Ali, no que foi uma estação do bonde, está instalado desde 1998 o Arquivo Público do Estado do Rio de Janeiro, órgão fundado em 1931. O prédio
não é público, mas de empresa privada, o Metrô. Tinha dois andares. Um
mezanino faz as vezes de terceiro.
Quem solta uma bolinha no chão a
vê escorrer até um canto. Fora de
prumo, os pisos parecem ladeira. A
estrutura é incompatível com o peso
que suporta. Periga desabar.
O acervo mede 3 km de papéis, se
empilhados, produzidos desde o século 18. Um baú valioso para conhecer
a história da escravidão, da imigração e da propriedade de terras na antiga província e no país.
Há registros de posse, compra e venda de escravos, entra-e-sai em prisões. Fotos de Marc Ferrez. Em alguns aspectos, é patrimônio insuperável sobre o Brasil republicano, imperial e colonial.

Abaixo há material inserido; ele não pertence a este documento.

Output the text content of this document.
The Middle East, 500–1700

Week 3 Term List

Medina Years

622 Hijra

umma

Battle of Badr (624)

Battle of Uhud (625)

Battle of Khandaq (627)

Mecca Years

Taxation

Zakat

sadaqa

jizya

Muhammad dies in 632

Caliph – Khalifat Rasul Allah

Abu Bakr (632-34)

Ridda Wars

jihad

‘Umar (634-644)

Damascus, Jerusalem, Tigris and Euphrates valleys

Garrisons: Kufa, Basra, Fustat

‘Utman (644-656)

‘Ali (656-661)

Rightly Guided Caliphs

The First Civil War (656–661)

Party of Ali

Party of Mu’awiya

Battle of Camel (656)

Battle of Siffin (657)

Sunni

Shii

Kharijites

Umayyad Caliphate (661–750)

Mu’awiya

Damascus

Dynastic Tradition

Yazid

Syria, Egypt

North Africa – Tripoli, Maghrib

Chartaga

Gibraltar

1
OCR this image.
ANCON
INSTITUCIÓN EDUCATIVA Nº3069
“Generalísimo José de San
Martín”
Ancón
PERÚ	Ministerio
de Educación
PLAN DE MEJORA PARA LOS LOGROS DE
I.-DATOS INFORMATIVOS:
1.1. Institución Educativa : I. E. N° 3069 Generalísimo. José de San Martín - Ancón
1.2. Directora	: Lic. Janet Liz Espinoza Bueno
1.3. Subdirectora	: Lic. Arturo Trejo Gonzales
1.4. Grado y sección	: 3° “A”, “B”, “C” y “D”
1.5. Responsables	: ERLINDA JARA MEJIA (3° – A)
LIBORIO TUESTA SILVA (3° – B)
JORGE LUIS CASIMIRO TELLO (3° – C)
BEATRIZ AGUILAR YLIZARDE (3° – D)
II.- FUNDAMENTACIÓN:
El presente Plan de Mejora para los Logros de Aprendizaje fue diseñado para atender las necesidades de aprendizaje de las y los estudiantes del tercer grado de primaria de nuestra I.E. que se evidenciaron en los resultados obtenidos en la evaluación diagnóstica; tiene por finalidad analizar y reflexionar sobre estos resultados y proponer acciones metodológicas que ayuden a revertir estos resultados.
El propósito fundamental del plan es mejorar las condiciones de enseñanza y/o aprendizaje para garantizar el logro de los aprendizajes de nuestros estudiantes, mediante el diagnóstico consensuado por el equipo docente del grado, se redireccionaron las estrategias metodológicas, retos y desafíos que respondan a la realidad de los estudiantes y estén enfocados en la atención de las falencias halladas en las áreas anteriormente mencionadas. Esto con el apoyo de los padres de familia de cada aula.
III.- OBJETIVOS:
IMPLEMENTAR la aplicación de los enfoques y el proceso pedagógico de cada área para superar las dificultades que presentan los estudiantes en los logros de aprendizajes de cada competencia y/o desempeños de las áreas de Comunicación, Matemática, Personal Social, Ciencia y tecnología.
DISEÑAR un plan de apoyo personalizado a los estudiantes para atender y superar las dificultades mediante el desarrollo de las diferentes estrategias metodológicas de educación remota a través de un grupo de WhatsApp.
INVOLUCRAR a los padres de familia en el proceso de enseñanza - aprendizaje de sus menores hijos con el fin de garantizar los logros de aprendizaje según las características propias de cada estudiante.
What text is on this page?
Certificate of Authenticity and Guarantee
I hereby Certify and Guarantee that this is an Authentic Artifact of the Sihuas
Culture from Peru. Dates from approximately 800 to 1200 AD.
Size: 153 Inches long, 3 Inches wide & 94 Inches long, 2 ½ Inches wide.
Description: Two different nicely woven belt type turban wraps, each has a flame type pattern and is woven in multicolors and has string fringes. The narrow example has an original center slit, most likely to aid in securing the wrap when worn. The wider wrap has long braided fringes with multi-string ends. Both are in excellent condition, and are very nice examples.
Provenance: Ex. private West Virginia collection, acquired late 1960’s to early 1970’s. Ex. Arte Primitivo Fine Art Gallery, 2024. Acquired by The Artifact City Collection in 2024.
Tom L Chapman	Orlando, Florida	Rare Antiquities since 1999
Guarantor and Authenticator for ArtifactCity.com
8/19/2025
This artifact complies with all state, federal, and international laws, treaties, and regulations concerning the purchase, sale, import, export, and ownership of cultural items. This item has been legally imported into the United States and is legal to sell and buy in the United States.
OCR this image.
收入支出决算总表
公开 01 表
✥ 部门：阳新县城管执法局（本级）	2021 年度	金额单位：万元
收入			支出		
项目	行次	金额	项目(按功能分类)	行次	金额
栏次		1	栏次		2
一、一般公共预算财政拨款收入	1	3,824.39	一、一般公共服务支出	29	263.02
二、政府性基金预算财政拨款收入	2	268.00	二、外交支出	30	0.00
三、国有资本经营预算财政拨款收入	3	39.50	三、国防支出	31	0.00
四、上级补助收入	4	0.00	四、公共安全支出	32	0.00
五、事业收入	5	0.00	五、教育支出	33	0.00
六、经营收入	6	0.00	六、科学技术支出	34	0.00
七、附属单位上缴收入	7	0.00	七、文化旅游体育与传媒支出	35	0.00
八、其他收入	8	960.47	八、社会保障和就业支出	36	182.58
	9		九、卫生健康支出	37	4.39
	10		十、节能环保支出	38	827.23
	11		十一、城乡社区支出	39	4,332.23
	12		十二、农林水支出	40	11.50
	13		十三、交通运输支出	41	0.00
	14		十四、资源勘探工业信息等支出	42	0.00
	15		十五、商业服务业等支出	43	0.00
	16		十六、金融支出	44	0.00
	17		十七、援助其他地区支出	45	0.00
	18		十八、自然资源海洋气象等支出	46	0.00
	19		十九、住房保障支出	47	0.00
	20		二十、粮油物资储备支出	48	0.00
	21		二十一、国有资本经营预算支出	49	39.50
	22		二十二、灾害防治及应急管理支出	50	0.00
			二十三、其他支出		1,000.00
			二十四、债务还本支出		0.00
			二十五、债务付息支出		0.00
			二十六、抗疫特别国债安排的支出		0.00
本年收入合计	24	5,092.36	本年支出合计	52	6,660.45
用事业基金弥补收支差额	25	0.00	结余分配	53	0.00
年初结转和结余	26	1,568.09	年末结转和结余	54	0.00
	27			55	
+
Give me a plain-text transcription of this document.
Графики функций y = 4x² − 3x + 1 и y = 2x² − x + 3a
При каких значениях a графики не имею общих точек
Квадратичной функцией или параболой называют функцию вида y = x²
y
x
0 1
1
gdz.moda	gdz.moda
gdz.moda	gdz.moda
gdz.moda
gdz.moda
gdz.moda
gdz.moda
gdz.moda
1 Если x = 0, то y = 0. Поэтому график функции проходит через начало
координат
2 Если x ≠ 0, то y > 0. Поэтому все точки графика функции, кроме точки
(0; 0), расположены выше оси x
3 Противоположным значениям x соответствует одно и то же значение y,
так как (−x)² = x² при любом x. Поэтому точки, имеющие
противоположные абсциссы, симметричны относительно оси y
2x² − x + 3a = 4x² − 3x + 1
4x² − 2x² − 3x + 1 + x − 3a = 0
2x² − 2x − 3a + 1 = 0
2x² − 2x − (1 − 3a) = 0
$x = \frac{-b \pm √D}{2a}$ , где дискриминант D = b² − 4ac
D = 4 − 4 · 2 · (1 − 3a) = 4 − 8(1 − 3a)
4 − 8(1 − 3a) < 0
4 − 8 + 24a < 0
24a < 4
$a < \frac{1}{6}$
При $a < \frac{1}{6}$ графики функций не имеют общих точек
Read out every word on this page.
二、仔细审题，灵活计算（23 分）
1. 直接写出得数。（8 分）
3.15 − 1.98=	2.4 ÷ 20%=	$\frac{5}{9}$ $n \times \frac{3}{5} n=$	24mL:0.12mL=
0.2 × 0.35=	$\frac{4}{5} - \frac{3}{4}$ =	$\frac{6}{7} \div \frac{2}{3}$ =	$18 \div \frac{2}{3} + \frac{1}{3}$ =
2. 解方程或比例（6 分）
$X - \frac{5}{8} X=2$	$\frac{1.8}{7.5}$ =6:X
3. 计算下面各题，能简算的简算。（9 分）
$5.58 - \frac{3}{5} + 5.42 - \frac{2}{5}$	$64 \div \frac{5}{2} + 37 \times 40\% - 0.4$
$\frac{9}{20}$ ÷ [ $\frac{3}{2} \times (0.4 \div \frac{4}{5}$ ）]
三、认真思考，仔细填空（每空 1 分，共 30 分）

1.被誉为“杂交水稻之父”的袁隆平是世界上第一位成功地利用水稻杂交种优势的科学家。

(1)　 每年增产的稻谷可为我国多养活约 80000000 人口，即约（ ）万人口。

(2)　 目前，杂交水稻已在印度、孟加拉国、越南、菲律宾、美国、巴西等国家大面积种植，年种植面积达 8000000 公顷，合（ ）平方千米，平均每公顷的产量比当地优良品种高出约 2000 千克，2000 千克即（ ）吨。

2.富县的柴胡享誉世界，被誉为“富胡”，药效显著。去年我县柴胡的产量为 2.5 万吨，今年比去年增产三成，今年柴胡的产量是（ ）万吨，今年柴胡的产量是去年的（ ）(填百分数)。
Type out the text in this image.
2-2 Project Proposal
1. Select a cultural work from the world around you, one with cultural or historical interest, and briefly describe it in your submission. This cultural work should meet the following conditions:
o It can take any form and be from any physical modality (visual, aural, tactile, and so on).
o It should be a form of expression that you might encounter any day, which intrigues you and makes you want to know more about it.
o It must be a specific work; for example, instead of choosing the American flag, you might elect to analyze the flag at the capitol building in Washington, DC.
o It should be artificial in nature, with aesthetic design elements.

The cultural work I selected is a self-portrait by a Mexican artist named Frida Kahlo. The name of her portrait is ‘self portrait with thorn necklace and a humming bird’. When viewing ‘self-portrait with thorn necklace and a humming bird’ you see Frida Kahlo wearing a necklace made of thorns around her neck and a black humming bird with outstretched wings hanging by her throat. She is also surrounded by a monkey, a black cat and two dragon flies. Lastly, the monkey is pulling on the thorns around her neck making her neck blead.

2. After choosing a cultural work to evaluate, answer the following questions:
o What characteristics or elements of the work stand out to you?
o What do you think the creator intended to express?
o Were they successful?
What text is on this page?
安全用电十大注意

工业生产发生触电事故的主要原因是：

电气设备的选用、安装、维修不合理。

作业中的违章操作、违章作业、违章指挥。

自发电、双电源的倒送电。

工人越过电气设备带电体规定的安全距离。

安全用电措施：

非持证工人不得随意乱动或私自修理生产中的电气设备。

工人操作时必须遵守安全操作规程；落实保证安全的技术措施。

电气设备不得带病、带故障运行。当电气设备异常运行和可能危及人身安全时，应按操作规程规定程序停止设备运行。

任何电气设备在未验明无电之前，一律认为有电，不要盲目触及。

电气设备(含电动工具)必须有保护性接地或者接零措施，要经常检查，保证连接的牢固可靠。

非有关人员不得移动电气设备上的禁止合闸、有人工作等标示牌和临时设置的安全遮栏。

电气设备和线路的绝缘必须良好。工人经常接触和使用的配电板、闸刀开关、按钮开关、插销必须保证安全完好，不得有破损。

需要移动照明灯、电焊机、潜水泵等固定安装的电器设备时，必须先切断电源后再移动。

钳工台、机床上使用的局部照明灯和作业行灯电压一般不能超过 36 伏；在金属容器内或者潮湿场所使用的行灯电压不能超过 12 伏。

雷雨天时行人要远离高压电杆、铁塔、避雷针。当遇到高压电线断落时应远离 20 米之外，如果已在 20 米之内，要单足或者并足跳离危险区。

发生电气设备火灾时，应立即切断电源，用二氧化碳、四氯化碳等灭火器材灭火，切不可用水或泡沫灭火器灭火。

Não há nada igual a documentar a
ação das polícias políticas e de organizações revolucionárias em boa parte dos anos 1900. Estão lá os fichários
armazenados pela arapongagem do
antigo Distrito Federal.
Quando chove, e tem chovido muito neste verão, muita coisa fica molhada. Até submersa. Instalações elétricas deterioradas ameaçam um
curto-circuito -um incêndio destruiria tudo. Sobram rachaduras.
Cupins atacam. Como ratos e gatos
que espalham urina entre as pastas.
No governo Garotinho (1999-2002),
a concessão de bolsas acadêmicas
permitiu ao arquivo respirar. A gestão Benedita (2002), com surpreendente despudor, o abandonou. Ignorou a conquista do célebre prédio da
Polícia Central na rua da Relação, o
""prédio do Dops", como futura sede.
Nada fez para preparar a mudança.
O descaso com o definhamento do
arquivo faria dos novos governos do
Estado (gestor da instituição) e da
União (que tem meios para financiar
sua salvação) co-autores da tragédia
histórica e cultural que se anuncia.